Хотя мы были в последней машине, перелетевшей из Крыма в Мамайю, некоторые другие пилоты не отделались так легко, как мы. Доказательством этому служило множество разбитых и перевернувшихся самолетов, находившихся на летном поле. К счастью, поспешный перелет не стоил никому из пилотов жизни. Не было никаких повреждений, кроме царапин и шишек. Я отпраздновал этот перелет и счастливую встречу со своим другом Хейнцем Захсенбергом. Он также перебрался туда, но его путешествие в Мамайю было значительно более трудным.
Первоначально в Румынии не было никаких полетов, потому что Jagdgeschwader 52 находилась в небоеспособном состоянии. Все мы нуждались в отдыхе, и в физическом и в моральном. Отдых — это было все, что нам требовалось. Личный состав нашей группы и штаба эскадры, но без самолетов, отправился в Зарнешти, маленький город в горах северо-западнее Бузэу. Было много вина, которым мы неоднократно отметили наше спасение. Большинство офицеров и командиры эскадрилий жили вместе с остальными пилотами в так называемой офицерской столовой. Я же остановился на частной квартире и скоро подружился со своими хозяевами, которые сильно помогли моему восстановлению. Но даже хорошие дни могут в конечном счете стать утомительными. Мы, пилоты, скоро преодолели или забыли все ужасы Крыма и почувствовали, что пришло время вернуться к своей работе, для которой нас и готовили. Мы хотели летать, хотели получить новые самолеты.
24 мая 1944 г. я сел в «Мессершмит» впервые после крымской трагедии. Сначала мне разрешили сделать только пять тренировочных полетов. Четыре дня спустя в группу пришел приказ, согласно которому одна эскадрилья направлялась для противовоздушной обороны рейха.

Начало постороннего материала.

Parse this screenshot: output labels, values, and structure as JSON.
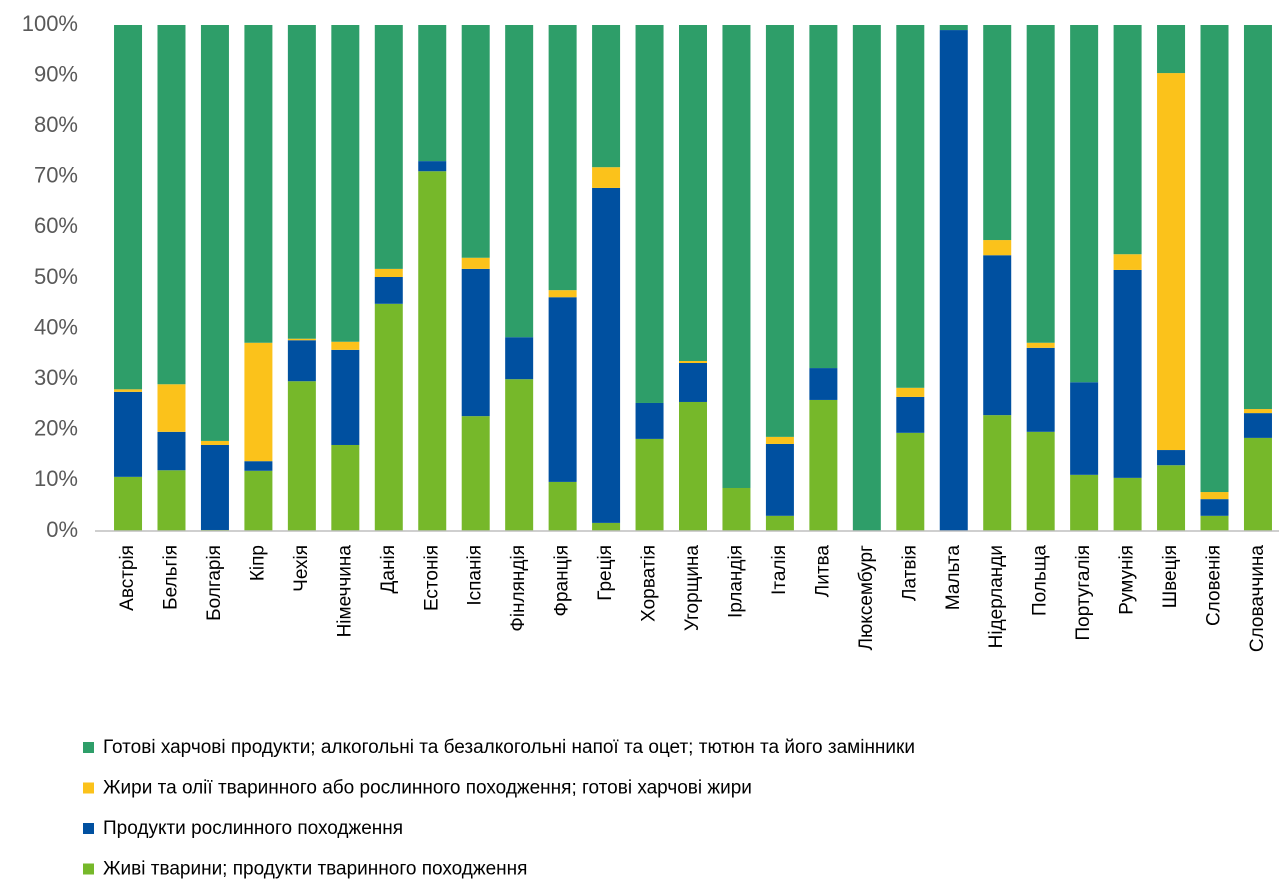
{
  "chart_data": {
    "type": "stacked_bar",
    "categories": [
      "Австрія",
      "Бельгія",
      "Болгарія",
      "Кіпр",
      "Чехія",
      "Німеччина",
      "Данія",
      "Естонія",
      "Іспанія",
      "Фінляндія",
      "Франція",
      "Греція",
      "Хорватія",
      "Угорщина",
      "Ірландія",
      "Італія",
      "Литва",
      "Люксембург",
      "Латвія",
      "Мальта",
      "Нідерланди",
      "Польща",
      "Португалія",
      "Румунія",
      "Швеція",
      "Словенія",
      "Словаччина"
    ],
    "series": [
      {
        "name": "Живі тварини; продукти тваринного походження",
        "color": "#76b82a",
        "values": [
          10.7,
          12,
          0.2,
          11.9,
          29.6,
          17,
          44.9,
          71.1,
          22.7,
          30,
          9.7,
          1.6,
          18.2,
          25.5,
          8.5,
          3,
          25.9,
          0,
          19.4,
          0,
          22.9,
          19.6,
          11.1,
          10.5,
          13,
          3,
          18.4
        ]
      },
      {
        "name": "Продукти рослинного походження",
        "color": "#0050a0",
        "values": [
          16.8,
          7.6,
          16.8,
          1.9,
          8.1,
          18.8,
          5.3,
          2,
          29.1,
          8.3,
          36.5,
          66.2,
          7.1,
          7.7,
          0,
          14.2,
          6.3,
          0,
          7.1,
          99,
          31.6,
          16.6,
          18.3,
          41.1,
          3,
          3.3,
          4.9
        ]
      },
      {
        "name": "Жири та олії тваринного або рослинного походження; готові харчові жири",
        "color": "#fbc21b",
        "values": [
          0.5,
          9.4,
          0.8,
          23.4,
          0.3,
          1.6,
          1.6,
          0,
          2.2,
          0,
          1.4,
          4.1,
          0,
          0.4,
          0,
          1.4,
          0,
          0,
          1.8,
          0,
          3,
          1,
          0,
          3.1,
          74.5,
          1.4,
          0.8
        ]
      },
      {
        "name": "Готові харчові продукти; алкогольні та безалкогольні напої та оцет; тютюн та його замінники",
        "color": "#2e9e69",
        "values": [
          72,
          71,
          82.2,
          62.8,
          62,
          62.6,
          48.2,
          26.9,
          46,
          61.7,
          52.4,
          28.1,
          74.7,
          66.4,
          91.5,
          81.4,
          67.8,
          100,
          71.7,
          1,
          42.5,
          62.8,
          70.6,
          45.3,
          9.5,
          92.3,
          75.9
        ]
      }
    ],
    "ylim": [
      0,
      100
    ],
    "yticks": [
      {
        "value": 0,
        "label": "0%"
      },
      {
        "value": 10,
        "label": "10%"
      },
      {
        "value": 20,
        "label": "20%"
      },
      {
        "value": 30,
        "label": "30%"
      },
      {
        "value": 40,
        "label": "40%"
      },
      {
        "value": 50,
        "label": "50%"
      },
      {
        "value": 60,
        "label": "60%"
      },
      {
        "value": 70,
        "label": "70%"
      },
      {
        "value": 80,
        "label": "80%"
      },
      {
        "value": 90,
        "label": "90%"
      },
      {
        "value": 100,
        "label": "100%"
      }
    ]
  }
}
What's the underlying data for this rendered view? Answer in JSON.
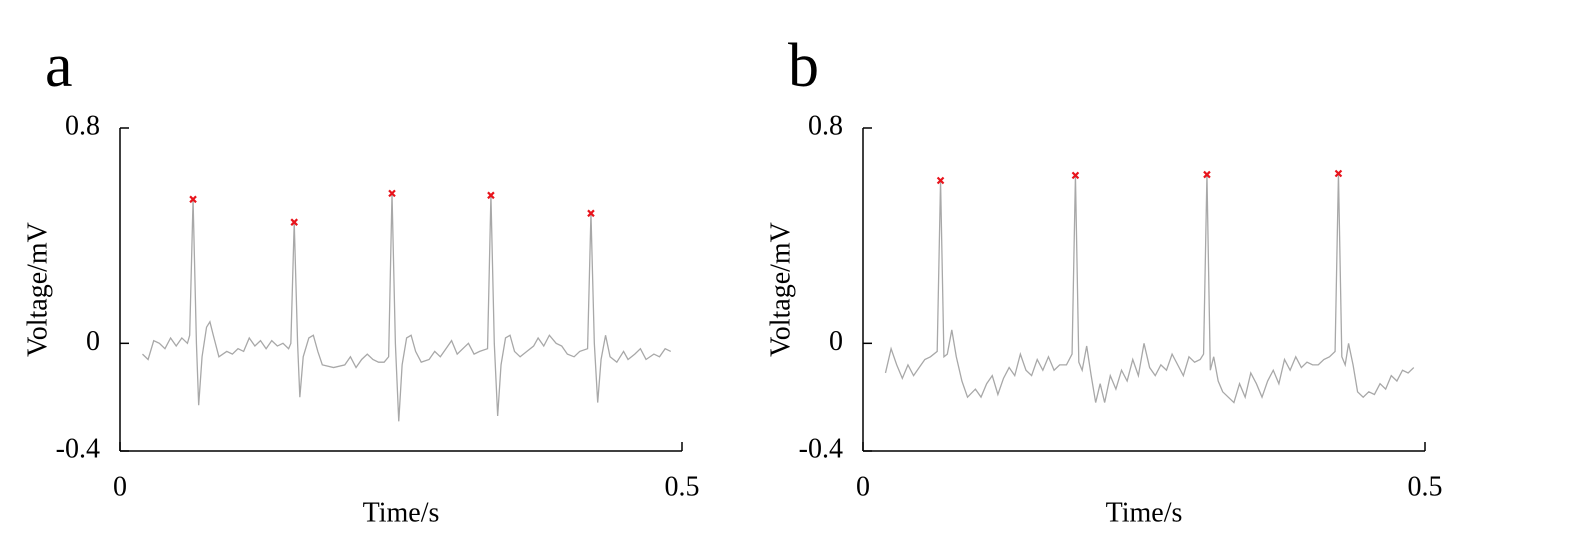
{
  "chart_data": [
    {
      "type": "line",
      "panel_label": "a",
      "xlabel": "Time/s",
      "ylabel": "Voltage/mV",
      "xlim": [
        0,
        0.5
      ],
      "ylim": [
        -0.4,
        0.8
      ],
      "xticks": [
        0,
        0.5
      ],
      "yticks": [
        -0.4,
        0,
        0.8
      ],
      "x": [
        0.02,
        0.025,
        0.03,
        0.035,
        0.04,
        0.045,
        0.05,
        0.055,
        0.06,
        0.062,
        0.065,
        0.068,
        0.07,
        0.073,
        0.077,
        0.08,
        0.083,
        0.088,
        0.095,
        0.1,
        0.105,
        0.11,
        0.115,
        0.12,
        0.125,
        0.13,
        0.135,
        0.14,
        0.145,
        0.15,
        0.152,
        0.155,
        0.158,
        0.16,
        0.163,
        0.168,
        0.172,
        0.176,
        0.18,
        0.19,
        0.2,
        0.205,
        0.21,
        0.215,
        0.22,
        0.225,
        0.23,
        0.235,
        0.239,
        0.242,
        0.245,
        0.248,
        0.251,
        0.255,
        0.259,
        0.263,
        0.268,
        0.275,
        0.28,
        0.285,
        0.29,
        0.295,
        0.3,
        0.305,
        0.31,
        0.315,
        0.32,
        0.327,
        0.33,
        0.333,
        0.336,
        0.339,
        0.343,
        0.347,
        0.351,
        0.356,
        0.362,
        0.368,
        0.372,
        0.377,
        0.382,
        0.388,
        0.393,
        0.398,
        0.404,
        0.409,
        0.416,
        0.419,
        0.422,
        0.425,
        0.428,
        0.432,
        0.436,
        0.442,
        0.448,
        0.452,
        0.458,
        0.463,
        0.468,
        0.475,
        0.48,
        0.485,
        0.49
      ],
      "series": [
        {
          "color": "#a8a8a8",
          "values": [
            -0.04,
            -0.06,
            0.01,
            0.0,
            -0.02,
            0.02,
            -0.01,
            0.02,
            0.0,
            0.03,
            0.535,
            0.0,
            -0.23,
            -0.05,
            0.06,
            0.08,
            0.03,
            -0.05,
            -0.03,
            -0.04,
            -0.02,
            -0.03,
            0.02,
            -0.01,
            0.01,
            -0.02,
            0.01,
            -0.01,
            0.0,
            -0.02,
            0.0,
            0.45,
            0.0,
            -0.2,
            -0.05,
            0.02,
            0.03,
            -0.03,
            -0.08,
            -0.09,
            -0.08,
            -0.05,
            -0.09,
            -0.06,
            -0.04,
            -0.06,
            -0.07,
            -0.07,
            -0.05,
            0.557,
            0.0,
            -0.29,
            -0.08,
            0.02,
            0.03,
            -0.03,
            -0.07,
            -0.06,
            -0.03,
            -0.05,
            -0.02,
            0.01,
            -0.04,
            -0.02,
            0.0,
            -0.04,
            -0.03,
            -0.02,
            0.55,
            0.0,
            -0.27,
            -0.08,
            0.02,
            0.03,
            -0.03,
            -0.05,
            -0.03,
            -0.01,
            0.02,
            -0.01,
            0.03,
            0.0,
            -0.01,
            -0.04,
            -0.05,
            -0.03,
            -0.02,
            0.483,
            0.0,
            -0.22,
            -0.06,
            0.03,
            -0.05,
            -0.07,
            -0.03,
            -0.06,
            -0.04,
            -0.02,
            -0.06,
            -0.04,
            -0.05,
            -0.02,
            -0.03
          ]
        }
      ],
      "peaks": {
        "color": "#e8141c",
        "x": [
          0.065,
          0.155,
          0.242,
          0.33,
          0.419
        ],
        "values": [
          0.535,
          0.45,
          0.557,
          0.55,
          0.483
        ]
      }
    },
    {
      "type": "line",
      "panel_label": "b",
      "xlabel": "Time/s",
      "ylabel": "Voltage/mV",
      "xlim": [
        0,
        0.5
      ],
      "ylim": [
        -0.4,
        0.8
      ],
      "xticks": [
        0,
        0.5
      ],
      "yticks": [
        -0.4,
        0,
        0.8
      ],
      "x": [
        0.02,
        0.025,
        0.03,
        0.035,
        0.04,
        0.045,
        0.05,
        0.055,
        0.06,
        0.066,
        0.069,
        0.072,
        0.075,
        0.079,
        0.083,
        0.088,
        0.093,
        0.1,
        0.105,
        0.11,
        0.115,
        0.12,
        0.125,
        0.13,
        0.135,
        0.14,
        0.145,
        0.15,
        0.155,
        0.16,
        0.165,
        0.17,
        0.175,
        0.181,
        0.186,
        0.189,
        0.192,
        0.195,
        0.199,
        0.203,
        0.207,
        0.211,
        0.215,
        0.22,
        0.225,
        0.23,
        0.235,
        0.24,
        0.245,
        0.25,
        0.255,
        0.26,
        0.265,
        0.27,
        0.275,
        0.28,
        0.285,
        0.29,
        0.295,
        0.3,
        0.303,
        0.306,
        0.309,
        0.312,
        0.316,
        0.32,
        0.325,
        0.33,
        0.335,
        0.34,
        0.345,
        0.35,
        0.355,
        0.36,
        0.365,
        0.37,
        0.375,
        0.38,
        0.385,
        0.39,
        0.395,
        0.4,
        0.405,
        0.41,
        0.415,
        0.42,
        0.423,
        0.426,
        0.429,
        0.432,
        0.436,
        0.44,
        0.445,
        0.45,
        0.455,
        0.46,
        0.465,
        0.47,
        0.475,
        0.48,
        0.485,
        0.49
      ],
      "series": [
        {
          "color": "#a8a8a8",
          "values": [
            -0.11,
            -0.02,
            -0.08,
            -0.13,
            -0.08,
            -0.12,
            -0.09,
            -0.06,
            -0.05,
            -0.03,
            0.605,
            -0.05,
            -0.04,
            0.05,
            -0.05,
            -0.14,
            -0.2,
            -0.17,
            -0.2,
            -0.15,
            -0.12,
            -0.19,
            -0.13,
            -0.09,
            -0.12,
            -0.04,
            -0.1,
            -0.12,
            -0.06,
            -0.1,
            -0.05,
            -0.1,
            -0.08,
            -0.08,
            -0.04,
            0.624,
            -0.07,
            -0.1,
            -0.01,
            -0.12,
            -0.22,
            -0.15,
            -0.22,
            -0.12,
            -0.17,
            -0.1,
            -0.14,
            -0.06,
            -0.12,
            0.0,
            -0.09,
            -0.12,
            -0.08,
            -0.1,
            -0.04,
            -0.08,
            -0.12,
            -0.05,
            -0.07,
            -0.06,
            -0.04,
            0.627,
            -0.1,
            -0.05,
            -0.14,
            -0.18,
            -0.2,
            -0.22,
            -0.15,
            -0.2,
            -0.11,
            -0.15,
            -0.2,
            -0.14,
            -0.1,
            -0.15,
            -0.06,
            -0.1,
            -0.05,
            -0.09,
            -0.07,
            -0.08,
            -0.08,
            -0.06,
            -0.05,
            -0.03,
            0.631,
            -0.05,
            -0.08,
            0.0,
            -0.08,
            -0.18,
            -0.2,
            -0.18,
            -0.19,
            -0.15,
            -0.17,
            -0.12,
            -0.14,
            -0.1,
            -0.11,
            -0.09
          ]
        }
      ],
      "peaks": {
        "color": "#e8141c",
        "x": [
          0.069,
          0.189,
          0.306,
          0.423
        ],
        "values": [
          0.605,
          0.624,
          0.627,
          0.631
        ]
      }
    }
  ]
}
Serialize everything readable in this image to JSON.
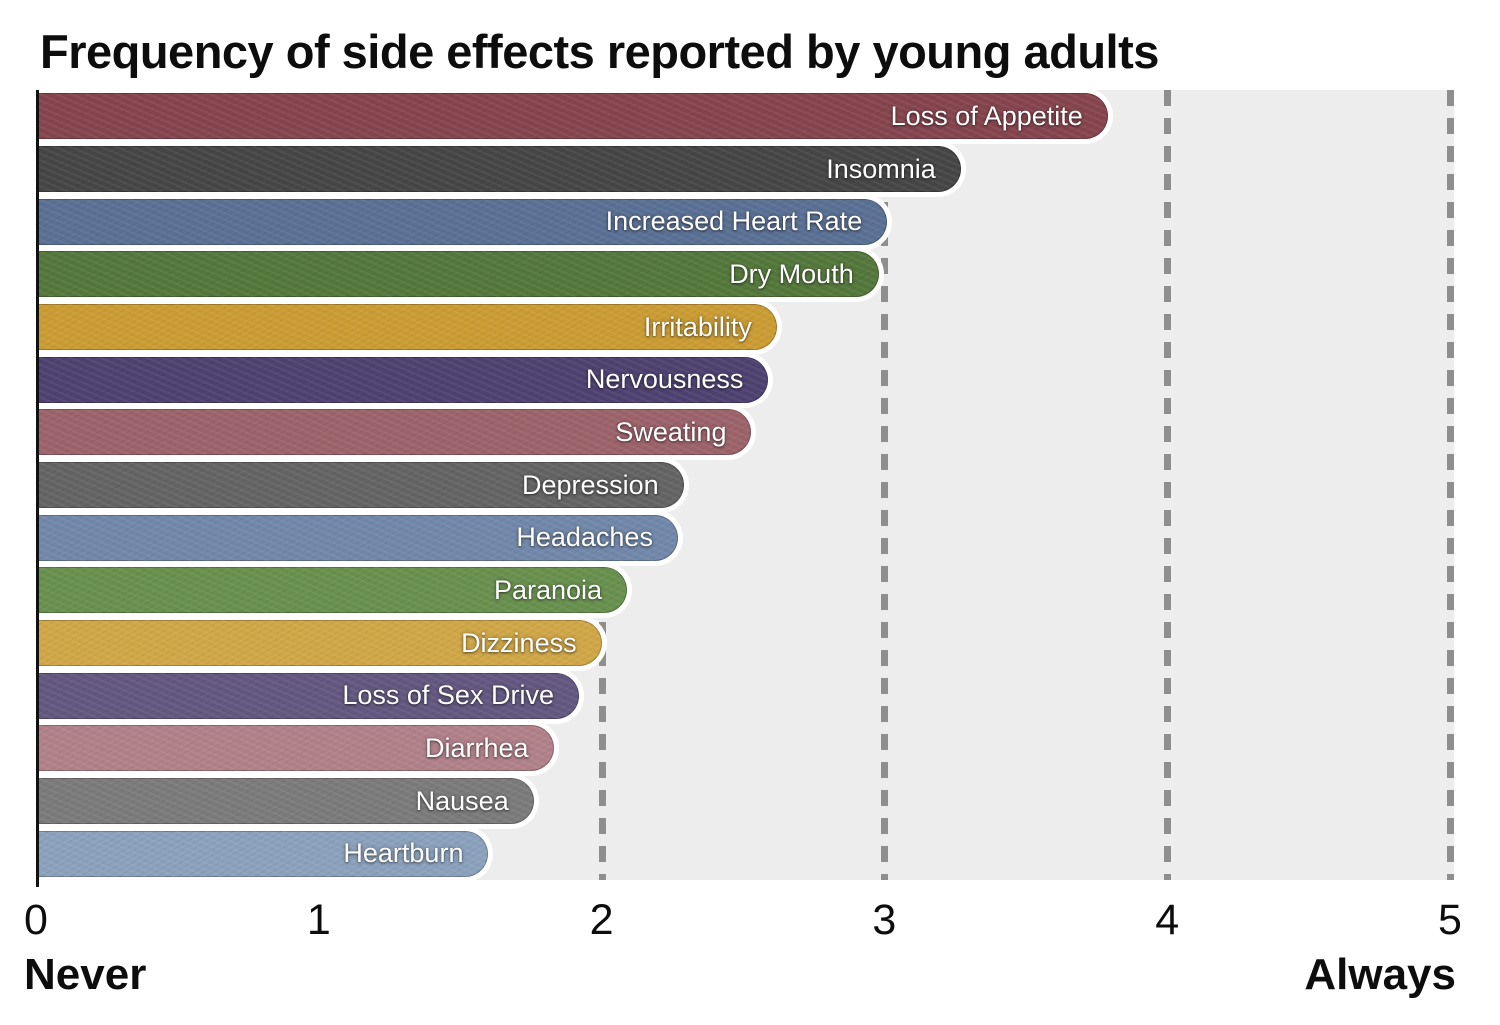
{
  "chart_data": {
    "type": "bar",
    "orientation": "horizontal",
    "title": "Frequency of side effects reported by young adults",
    "categories": [
      "Loss of Appetite",
      "Insomnia",
      "Increased Heart Rate",
      "Dry Mouth",
      "Irritability",
      "Nervousness",
      "Sweating",
      "Depression",
      "Headaches",
      "Paranoia",
      "Dizziness",
      "Loss of Sex Drive",
      "Diarrhea",
      "Nausea",
      "Heartburn"
    ],
    "values": [
      3.79,
      3.27,
      3.01,
      2.98,
      2.62,
      2.59,
      2.53,
      2.29,
      2.27,
      2.09,
      2.0,
      1.92,
      1.83,
      1.76,
      1.6
    ],
    "bar_colors": [
      "#86454e",
      "#464646",
      "#5a7094",
      "#54783c",
      "#cb9c33",
      "#4e4271",
      "#9c636b",
      "#646464",
      "#7288aa",
      "#68904e",
      "#d0a747",
      "#635880",
      "#b1818a",
      "#7b7b7b",
      "#8ba1bc"
    ],
    "xlim": [
      0,
      5
    ],
    "x_ticks": [
      "0",
      "1",
      "2",
      "3",
      "4",
      "5"
    ],
    "x_axis_left_label": "Never",
    "x_axis_right_label": "Always",
    "grid": "vertical-dashed",
    "gridline_color": "#8e8e8e",
    "plot_background": "#ededed",
    "label_text_color": "#ffffff",
    "legend": "none"
  }
}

Мы все слишком хорошо знали, что это фактически был смертный приговор для каждого, кто должен будет отправиться в рейх. Но ни один из нас не думал об отказе. В 6-й эскадрилье было больше всего пилотов, и предполагали, что по этой причине будет выбрана именно она. Командиры 4-й и 5-й эскадрилий, лейтенант Вальдман и обер-лейтенант Батц, пришли, чтобы «поздравить» меня с такой «удачей». Но вслед за ними появился командир группы и сообщил нам, что для противовоздушной обороны рейха отобрана 4-я эскадрилья.